You can guess the size of their adventure by the size of their bag. In my experience the most daring travellers travel light -- one toothbrush and a spare pair of pants is all you need (one pair to wear and one to wash). One pair of pants can last three weeks easy-peasy. When I was young I didn't even bother booking a hotel at the other end. I didn't take out travel insurance either -- what an idiot. You wouldn't catch me doing that these days. I'm more like one of these worriers standing in front of me... holding a case that's bigger than a caravan. They have packed their entire lives inside that thing. They have dreamt up every possible terrible scenario -- wet weather, hot weather, earthquakes, volcanos, alien invasion... sun cream, spot cream, ice cream. Eight jumpers (one for every day of the week plus a spare), nine dresses and ten vests and eleven hats and twelve monocles and thirteen false noses and fourteen of everything else, just to be safe. And of course it's always the poor husband who has to drag all of this crap around with him. The woman just carries a case full of bikinis.

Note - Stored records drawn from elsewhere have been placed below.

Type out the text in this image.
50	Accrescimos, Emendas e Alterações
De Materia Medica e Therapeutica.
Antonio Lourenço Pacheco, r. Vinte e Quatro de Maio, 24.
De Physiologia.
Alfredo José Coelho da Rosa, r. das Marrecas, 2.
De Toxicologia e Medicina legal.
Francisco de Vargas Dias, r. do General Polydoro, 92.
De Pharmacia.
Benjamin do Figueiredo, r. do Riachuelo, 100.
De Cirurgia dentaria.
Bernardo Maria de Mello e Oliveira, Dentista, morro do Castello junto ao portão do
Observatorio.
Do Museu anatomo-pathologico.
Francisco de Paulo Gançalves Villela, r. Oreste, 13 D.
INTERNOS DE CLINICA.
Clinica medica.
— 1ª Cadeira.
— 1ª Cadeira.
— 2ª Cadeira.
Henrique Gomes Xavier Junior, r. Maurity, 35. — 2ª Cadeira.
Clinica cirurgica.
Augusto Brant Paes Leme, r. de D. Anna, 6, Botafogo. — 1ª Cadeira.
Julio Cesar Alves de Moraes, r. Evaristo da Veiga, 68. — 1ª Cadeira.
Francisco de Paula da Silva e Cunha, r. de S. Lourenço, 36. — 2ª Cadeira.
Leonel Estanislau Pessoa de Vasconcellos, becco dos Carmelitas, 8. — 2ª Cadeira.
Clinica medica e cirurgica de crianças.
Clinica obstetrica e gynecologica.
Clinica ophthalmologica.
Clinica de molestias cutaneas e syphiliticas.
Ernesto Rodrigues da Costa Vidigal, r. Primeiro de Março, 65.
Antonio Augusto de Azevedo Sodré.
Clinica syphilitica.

Other couples I see are just staring into the middle distance (the married ones). They've got nothing to say until they get there. They'll take a few pictures and buy some foreign chocolates and then it will be back to work on Monday morning like nothing's happened. The backpackers will get drunk and battered and wont remember a thing about it -- the married ones will recall every tedious second for years to come. "Do you remember when you lost the tickets at Victoria Coach Station?" Yes, dear -- I do dear -- because you keep reminding me about it every five minutes. "Next time I'll look after the tickets." Okay dear -- if you say so, dear -- if it will keep you quiet.
I'm sitting in front of the departure boards watching fifty people staring up at the lights in a trance, all wondering what to do. You can see it in their faces that they haven't got a clue what's going on. The women are tugging gently on their partner's sleeve hoping that he's worked it out. Every ten seconds the screen flicks over to a new array of words and numbers and there is a collective sigh from the crowd. Their brains get reset -- rebooted -- and they have to wait for the next time around to work it out.
We're all just standing here waiting.